Necrotizing Enterocolitis (NEC): Research Activities and Scientific Advances
The NICHD's Pregnancy and Perinatology Branch (PPB) supports a wide range of research on NEC. Recent PPB-supported studies have produced the following findings:
- Supplementation with oral epidermal growth factor reduces both the incidence and severity of NEC in rats, suggesting a therapeutic approach for both the prevention and treatment of NEC.
- H2-blockers, a common type of medication given to infants for acid reflux, slightly increase the risk for NEC.
- Steroids given to pregnant women who are at risk for preterm delivery reduce the risk of death or NEC in infants born at 22 weeks of gestation.
- Very low birth weight Down syndrome infants are at a higher risk for death due to NEC and other conditions than are very low birth weight infants without Down syndrome.
- Very low birth weight infants who acquire infections, including NEC, in the newborn period are more likely to have developmental impairments than similar infants who do not acquire infections.
In addition, the Pediatric Growth and Nutrition Branch studies ways to identify infants at risk for NEC and to prevent this condition. Researchers investigating feeding supplementation with prebiotics and probiotics have shown that altering bacterial populations in the infant gut may have promise. They are exploring ways to replace aggressive pathological organisms with organisms commonly found in the human gastrointestinal tract that cause no harm.
- The NICHD Neonatal Research Network (NRN), funded by the PPB, is a network of academic centers that aim to answer critical research questions pertaining to the advancement of neonatal care.
- Recent network studies included an observational trial of NEC that found survival was only 51% after hospital discharge in infants who had surgery for NEC or intestinal perforation. Follow-up at 18 months found continued poor outcomes. Children who underwent laparotomy, which involves making a large incision in the abdomen and removing dead tissue, were less likely to have neurodevelopmental impairment than were those who underwent intestinal drain placement, also called primary peritoneal drainage.
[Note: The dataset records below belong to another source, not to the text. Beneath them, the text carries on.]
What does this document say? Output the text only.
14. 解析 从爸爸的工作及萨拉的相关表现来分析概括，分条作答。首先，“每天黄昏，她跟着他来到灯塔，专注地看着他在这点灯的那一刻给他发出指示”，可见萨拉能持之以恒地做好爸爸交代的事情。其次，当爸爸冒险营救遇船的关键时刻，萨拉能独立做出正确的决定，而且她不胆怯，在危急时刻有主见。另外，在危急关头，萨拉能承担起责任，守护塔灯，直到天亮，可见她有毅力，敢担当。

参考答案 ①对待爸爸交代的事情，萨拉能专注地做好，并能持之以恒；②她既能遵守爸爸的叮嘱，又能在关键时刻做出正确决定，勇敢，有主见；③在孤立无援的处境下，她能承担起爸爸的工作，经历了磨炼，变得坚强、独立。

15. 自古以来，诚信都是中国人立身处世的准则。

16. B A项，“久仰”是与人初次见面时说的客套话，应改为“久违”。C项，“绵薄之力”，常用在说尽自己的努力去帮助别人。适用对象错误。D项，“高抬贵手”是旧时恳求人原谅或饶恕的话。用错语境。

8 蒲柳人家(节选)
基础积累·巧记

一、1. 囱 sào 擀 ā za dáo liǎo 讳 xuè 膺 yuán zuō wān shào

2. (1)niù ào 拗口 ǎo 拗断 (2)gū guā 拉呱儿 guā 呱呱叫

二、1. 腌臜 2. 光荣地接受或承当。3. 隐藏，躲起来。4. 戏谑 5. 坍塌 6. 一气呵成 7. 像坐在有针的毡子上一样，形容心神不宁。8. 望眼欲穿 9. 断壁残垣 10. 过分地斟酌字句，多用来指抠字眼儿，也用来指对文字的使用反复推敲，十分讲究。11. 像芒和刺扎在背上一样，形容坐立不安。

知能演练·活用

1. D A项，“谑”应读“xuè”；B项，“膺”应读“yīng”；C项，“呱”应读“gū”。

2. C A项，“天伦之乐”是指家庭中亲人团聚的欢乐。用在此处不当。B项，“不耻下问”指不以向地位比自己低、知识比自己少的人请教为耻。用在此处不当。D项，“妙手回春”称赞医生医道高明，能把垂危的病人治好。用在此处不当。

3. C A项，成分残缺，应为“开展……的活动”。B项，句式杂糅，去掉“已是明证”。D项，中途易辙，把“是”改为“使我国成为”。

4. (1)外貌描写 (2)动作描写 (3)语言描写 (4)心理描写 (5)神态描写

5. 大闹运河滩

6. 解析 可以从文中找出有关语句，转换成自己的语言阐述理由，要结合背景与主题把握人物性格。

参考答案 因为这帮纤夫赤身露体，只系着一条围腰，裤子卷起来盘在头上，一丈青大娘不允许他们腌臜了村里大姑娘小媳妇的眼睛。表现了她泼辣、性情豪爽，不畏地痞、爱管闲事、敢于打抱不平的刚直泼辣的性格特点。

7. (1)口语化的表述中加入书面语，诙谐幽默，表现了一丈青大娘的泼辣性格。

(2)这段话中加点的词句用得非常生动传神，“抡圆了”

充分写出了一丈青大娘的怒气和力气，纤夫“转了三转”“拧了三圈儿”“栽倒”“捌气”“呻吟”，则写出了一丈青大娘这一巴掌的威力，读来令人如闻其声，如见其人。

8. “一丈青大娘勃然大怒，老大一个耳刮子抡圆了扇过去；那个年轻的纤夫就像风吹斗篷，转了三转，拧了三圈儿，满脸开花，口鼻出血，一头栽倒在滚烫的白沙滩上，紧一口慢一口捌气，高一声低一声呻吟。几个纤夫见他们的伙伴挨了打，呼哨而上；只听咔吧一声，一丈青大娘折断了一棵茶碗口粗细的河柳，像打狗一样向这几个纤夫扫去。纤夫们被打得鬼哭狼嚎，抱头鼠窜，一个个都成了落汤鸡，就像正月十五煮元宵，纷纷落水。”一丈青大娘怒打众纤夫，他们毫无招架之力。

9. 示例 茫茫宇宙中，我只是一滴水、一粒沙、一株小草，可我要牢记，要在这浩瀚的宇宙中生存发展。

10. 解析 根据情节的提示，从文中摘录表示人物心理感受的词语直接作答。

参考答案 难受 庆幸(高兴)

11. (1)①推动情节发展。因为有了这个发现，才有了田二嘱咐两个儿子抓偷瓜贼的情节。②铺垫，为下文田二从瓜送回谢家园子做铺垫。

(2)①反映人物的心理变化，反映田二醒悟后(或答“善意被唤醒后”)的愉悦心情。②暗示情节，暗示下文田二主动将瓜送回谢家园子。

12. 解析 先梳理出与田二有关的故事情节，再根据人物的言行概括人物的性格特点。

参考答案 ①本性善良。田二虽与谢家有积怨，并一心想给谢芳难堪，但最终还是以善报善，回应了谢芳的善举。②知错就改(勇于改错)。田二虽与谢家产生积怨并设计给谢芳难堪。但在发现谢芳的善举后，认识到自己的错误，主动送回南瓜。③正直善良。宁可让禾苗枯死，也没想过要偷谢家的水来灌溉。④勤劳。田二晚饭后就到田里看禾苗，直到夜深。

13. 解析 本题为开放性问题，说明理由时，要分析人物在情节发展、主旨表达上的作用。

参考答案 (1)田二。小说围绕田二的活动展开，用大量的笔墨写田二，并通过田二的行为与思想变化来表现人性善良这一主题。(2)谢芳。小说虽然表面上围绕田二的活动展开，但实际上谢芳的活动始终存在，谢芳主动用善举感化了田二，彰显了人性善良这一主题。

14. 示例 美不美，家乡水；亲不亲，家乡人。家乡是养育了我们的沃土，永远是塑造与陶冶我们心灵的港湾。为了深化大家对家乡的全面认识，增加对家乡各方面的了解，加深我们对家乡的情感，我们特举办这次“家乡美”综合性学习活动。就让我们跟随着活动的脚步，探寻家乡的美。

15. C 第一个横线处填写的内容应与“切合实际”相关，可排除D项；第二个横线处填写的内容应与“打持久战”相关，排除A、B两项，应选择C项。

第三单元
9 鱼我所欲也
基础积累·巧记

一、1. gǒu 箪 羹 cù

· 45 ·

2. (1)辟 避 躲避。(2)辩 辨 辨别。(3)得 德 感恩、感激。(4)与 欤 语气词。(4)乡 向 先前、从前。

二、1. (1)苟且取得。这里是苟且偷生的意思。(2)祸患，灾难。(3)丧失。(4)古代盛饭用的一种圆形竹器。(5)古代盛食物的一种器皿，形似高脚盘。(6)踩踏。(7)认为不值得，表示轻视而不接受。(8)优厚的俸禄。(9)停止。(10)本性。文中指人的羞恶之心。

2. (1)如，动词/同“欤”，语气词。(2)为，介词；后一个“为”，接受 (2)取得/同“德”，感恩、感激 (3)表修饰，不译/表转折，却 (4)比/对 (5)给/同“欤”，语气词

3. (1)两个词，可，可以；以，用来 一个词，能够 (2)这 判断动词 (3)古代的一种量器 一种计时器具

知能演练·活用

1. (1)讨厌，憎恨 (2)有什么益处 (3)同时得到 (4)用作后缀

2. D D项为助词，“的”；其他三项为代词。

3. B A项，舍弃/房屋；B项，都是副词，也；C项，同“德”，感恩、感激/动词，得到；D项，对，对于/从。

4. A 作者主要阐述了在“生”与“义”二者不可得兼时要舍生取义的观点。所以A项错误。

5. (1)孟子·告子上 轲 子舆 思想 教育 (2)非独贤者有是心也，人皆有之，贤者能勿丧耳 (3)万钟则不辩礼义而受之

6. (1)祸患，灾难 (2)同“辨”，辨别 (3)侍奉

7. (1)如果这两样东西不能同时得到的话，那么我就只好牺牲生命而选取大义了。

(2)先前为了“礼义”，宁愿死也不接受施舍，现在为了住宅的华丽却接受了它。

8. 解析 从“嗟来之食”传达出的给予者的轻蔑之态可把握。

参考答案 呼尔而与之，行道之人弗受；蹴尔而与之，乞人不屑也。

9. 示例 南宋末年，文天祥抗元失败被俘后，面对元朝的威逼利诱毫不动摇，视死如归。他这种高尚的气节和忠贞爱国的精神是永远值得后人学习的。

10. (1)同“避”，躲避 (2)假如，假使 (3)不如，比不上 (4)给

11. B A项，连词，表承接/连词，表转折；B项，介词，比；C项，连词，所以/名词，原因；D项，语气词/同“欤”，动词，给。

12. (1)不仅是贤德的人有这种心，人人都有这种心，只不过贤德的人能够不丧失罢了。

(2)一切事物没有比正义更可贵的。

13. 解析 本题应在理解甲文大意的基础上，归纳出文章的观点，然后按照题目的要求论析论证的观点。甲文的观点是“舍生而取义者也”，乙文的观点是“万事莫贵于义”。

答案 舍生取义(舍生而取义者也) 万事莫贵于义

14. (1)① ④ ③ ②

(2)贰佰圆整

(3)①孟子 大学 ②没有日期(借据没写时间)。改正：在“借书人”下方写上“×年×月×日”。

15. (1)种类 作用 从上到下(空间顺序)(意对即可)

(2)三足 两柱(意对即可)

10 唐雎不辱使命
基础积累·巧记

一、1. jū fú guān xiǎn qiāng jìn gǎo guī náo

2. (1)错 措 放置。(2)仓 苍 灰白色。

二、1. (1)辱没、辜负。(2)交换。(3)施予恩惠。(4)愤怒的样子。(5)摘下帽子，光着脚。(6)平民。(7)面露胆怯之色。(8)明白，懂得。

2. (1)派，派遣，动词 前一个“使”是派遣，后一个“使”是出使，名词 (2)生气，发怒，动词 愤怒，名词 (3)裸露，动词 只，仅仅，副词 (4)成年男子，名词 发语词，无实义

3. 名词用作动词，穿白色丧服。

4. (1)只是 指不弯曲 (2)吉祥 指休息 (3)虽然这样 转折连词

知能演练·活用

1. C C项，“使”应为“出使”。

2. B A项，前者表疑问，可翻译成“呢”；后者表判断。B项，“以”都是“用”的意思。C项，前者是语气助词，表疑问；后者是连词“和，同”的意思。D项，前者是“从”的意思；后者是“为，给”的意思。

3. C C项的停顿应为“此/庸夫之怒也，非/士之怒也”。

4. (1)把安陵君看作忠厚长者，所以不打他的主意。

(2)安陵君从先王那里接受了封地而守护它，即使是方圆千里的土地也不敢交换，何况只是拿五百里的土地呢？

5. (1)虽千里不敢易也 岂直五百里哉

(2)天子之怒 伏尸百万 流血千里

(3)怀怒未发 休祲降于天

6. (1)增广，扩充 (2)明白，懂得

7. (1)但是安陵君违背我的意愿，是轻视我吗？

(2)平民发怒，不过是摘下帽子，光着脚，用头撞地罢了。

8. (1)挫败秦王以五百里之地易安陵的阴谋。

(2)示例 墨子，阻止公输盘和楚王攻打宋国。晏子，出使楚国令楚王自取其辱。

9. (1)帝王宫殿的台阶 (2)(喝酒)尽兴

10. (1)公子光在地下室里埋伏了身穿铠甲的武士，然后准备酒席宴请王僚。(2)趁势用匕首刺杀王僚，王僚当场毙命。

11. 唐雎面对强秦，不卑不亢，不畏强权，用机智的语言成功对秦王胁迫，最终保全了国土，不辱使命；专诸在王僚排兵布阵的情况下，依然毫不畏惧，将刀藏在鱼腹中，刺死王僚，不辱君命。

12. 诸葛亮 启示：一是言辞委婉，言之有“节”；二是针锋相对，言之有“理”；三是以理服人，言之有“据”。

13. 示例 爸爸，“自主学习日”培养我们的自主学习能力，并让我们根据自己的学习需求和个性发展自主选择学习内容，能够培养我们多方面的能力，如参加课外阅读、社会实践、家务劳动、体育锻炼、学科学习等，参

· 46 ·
The latter technique involves a small incision and the insertion of a soft drain tube. A randomized trial comparing drain versus laparotomy for outcomes at 18 months is under way.
- The NICHD's Best Pharmaceuticals in Children Act (BPCA) Activities, supported through the Obstetric and Pediatric Pharmacology and Therapeutics Branch, include studies of antibiotic treatments for NEC and their short- and long-term effects on infant health.
- The PPB supports the systematic reviews conducted by the Cochrane Neonatal Review Group on topics related to neonatal health, including NEC.